In this non-malignant cell line, Asp(B10) was more potent in stimulating [3H]thymidine incorporation, while HMR1423 and regular insulin showed no differences, and HMR1964 was even less mitogenic than regular insulin. A reasonable mechanism for the decreased mitogenic activity of HMR1964 was recently suggested by Rakatzi et al. [18], who demonstrated in an in vitro model that HMR1964 shows lower IRS-1 phosphorylation than regular insulin.

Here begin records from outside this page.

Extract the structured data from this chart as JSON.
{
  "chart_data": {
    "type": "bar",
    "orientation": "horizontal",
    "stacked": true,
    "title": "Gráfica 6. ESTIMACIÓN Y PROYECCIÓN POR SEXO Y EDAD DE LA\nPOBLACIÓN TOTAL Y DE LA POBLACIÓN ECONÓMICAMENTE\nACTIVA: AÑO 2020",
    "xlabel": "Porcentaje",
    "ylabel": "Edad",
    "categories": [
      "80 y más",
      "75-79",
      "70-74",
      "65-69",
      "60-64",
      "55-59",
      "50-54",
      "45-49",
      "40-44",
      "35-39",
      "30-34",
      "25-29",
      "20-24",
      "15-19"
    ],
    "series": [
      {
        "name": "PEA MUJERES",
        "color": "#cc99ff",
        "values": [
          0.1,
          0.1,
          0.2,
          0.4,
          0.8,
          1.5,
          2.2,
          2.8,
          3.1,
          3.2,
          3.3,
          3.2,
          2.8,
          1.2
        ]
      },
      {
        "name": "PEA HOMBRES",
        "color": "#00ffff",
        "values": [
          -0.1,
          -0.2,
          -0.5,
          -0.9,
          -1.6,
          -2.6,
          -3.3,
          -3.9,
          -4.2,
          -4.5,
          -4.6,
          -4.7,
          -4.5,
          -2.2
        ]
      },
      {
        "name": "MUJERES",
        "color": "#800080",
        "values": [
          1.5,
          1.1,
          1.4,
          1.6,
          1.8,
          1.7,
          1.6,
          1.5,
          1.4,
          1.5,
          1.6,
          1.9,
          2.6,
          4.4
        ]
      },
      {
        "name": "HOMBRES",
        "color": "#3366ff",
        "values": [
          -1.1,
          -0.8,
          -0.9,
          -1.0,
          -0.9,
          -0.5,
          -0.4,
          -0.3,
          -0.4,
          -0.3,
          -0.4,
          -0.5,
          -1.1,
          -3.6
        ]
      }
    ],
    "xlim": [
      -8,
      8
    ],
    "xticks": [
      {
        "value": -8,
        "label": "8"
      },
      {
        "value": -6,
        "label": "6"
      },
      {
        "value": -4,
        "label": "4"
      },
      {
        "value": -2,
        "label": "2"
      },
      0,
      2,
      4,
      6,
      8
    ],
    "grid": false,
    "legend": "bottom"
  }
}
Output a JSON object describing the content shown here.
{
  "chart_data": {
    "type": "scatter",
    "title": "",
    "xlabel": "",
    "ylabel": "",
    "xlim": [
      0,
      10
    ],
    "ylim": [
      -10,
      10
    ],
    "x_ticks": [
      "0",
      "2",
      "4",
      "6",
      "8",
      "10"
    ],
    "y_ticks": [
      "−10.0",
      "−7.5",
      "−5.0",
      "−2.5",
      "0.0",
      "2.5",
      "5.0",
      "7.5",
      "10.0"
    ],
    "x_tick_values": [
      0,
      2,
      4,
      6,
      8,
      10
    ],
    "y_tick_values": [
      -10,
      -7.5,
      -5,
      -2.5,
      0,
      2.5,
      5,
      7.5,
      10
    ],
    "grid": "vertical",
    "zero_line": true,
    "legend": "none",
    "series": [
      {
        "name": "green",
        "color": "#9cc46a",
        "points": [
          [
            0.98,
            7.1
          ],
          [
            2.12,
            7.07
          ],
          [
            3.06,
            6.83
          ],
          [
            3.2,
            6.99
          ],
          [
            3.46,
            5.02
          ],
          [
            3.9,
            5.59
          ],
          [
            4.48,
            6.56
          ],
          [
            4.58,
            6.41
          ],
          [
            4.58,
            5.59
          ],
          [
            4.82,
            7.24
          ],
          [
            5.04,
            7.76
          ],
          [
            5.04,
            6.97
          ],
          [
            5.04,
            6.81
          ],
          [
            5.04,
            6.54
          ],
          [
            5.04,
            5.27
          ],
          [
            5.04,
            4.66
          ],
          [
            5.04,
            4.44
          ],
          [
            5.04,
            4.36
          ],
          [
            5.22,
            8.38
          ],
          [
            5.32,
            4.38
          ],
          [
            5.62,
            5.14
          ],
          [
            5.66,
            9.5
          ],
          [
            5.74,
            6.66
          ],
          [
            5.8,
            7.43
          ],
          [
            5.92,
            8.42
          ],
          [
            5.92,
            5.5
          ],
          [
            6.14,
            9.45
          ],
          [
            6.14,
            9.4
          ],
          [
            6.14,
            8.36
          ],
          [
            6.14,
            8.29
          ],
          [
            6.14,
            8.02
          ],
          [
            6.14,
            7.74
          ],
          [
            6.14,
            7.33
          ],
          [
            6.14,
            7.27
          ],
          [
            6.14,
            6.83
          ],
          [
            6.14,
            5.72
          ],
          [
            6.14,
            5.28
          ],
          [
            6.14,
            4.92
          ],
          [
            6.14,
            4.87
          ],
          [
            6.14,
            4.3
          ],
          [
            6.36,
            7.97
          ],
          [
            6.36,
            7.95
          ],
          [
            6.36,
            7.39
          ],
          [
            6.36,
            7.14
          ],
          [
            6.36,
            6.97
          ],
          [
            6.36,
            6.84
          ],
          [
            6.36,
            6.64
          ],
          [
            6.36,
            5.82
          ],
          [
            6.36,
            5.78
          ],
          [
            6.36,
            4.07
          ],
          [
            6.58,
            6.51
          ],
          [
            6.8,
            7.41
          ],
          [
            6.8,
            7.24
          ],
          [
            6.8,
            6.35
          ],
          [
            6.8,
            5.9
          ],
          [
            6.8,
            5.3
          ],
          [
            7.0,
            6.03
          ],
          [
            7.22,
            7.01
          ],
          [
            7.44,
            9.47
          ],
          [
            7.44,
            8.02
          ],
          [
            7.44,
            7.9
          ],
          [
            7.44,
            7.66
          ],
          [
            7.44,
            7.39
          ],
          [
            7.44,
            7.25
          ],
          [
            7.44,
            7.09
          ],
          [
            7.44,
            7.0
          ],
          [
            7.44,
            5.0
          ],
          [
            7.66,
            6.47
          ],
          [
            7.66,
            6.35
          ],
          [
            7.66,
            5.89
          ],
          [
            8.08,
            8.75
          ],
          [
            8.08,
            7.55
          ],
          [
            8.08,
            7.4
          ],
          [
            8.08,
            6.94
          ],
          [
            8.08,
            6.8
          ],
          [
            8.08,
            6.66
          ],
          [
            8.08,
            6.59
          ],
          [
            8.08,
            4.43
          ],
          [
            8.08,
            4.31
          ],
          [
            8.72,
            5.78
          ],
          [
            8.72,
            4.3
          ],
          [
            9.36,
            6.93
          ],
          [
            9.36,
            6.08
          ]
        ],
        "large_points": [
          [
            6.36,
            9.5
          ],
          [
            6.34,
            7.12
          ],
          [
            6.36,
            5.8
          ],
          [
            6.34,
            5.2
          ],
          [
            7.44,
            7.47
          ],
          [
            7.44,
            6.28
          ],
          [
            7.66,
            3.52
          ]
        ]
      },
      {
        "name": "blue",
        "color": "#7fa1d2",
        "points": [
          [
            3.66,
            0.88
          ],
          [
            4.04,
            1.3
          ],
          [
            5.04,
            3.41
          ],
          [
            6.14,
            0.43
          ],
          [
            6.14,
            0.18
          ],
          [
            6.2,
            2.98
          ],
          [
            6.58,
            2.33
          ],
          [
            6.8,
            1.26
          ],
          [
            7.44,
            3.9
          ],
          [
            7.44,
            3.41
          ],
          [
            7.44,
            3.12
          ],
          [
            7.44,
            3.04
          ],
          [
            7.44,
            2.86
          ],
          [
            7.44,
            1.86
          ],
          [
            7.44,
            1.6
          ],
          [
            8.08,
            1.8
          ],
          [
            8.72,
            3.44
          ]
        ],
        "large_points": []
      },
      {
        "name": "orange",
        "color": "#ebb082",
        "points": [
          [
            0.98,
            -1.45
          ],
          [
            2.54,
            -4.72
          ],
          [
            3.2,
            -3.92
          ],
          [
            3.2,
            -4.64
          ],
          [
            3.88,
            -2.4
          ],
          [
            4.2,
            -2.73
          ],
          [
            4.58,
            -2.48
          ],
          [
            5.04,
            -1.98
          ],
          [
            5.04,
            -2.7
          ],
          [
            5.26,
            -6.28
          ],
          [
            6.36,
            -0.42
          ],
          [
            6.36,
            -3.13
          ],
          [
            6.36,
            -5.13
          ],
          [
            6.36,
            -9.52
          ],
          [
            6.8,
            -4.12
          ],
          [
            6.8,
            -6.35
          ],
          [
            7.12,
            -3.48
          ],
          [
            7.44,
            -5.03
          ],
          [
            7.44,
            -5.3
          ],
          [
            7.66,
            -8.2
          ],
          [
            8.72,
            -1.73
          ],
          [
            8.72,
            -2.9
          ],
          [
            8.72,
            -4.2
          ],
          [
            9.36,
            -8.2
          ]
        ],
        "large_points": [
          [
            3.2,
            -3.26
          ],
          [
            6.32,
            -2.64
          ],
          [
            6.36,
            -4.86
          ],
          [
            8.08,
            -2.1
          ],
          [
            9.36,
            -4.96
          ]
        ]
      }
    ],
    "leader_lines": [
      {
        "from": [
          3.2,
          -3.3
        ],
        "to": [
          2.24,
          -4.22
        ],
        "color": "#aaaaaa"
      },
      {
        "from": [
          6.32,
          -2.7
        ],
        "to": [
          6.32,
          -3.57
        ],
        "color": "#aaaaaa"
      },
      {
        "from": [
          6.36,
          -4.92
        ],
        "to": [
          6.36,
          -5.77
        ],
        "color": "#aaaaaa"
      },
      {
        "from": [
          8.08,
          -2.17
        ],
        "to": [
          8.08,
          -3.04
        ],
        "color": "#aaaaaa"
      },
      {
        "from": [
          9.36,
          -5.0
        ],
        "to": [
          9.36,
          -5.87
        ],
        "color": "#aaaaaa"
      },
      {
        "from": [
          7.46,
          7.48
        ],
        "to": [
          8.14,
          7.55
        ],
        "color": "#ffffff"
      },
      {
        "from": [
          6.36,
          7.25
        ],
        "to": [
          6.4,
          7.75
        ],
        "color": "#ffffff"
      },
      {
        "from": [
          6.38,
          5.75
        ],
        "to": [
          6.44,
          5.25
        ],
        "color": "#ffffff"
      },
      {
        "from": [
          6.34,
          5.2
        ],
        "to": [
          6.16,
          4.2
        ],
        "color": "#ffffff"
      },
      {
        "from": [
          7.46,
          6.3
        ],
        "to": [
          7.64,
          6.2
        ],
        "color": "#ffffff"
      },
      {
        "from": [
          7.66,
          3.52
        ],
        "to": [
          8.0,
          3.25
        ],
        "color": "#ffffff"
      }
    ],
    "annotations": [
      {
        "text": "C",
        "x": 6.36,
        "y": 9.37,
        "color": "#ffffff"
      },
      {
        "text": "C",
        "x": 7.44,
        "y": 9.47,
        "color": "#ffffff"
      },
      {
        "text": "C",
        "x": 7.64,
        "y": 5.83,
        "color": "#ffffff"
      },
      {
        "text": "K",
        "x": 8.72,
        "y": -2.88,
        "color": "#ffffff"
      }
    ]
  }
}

In summary, our data show that the new insulin analogues insulin glulisine (HMR1964) and HMR1423 behave like regular human insulin in terms of insulin receptor binding and phosphorylation characteristics. Moreover, HMR1964 was even less mitogenic than regular human insulin in MCF10 cells. Therefore, these new insulin analogues may be safe in terms of mitogenicity. However, as with all new insulin analogues, its side-effects and mitogenic potential must be fully evaluated in vivo.

Duality of Interest

H.-U. Häring received grant support and consulting fees for participating on scientific boards of Aventis Pharma Deutschland. M. Kellerer has received honoraria for speaking engagements and was supported by a grant from Aventis Pharma Deutschland. G. Seipke is employed by Aventis Pharma Deutschland and received fees.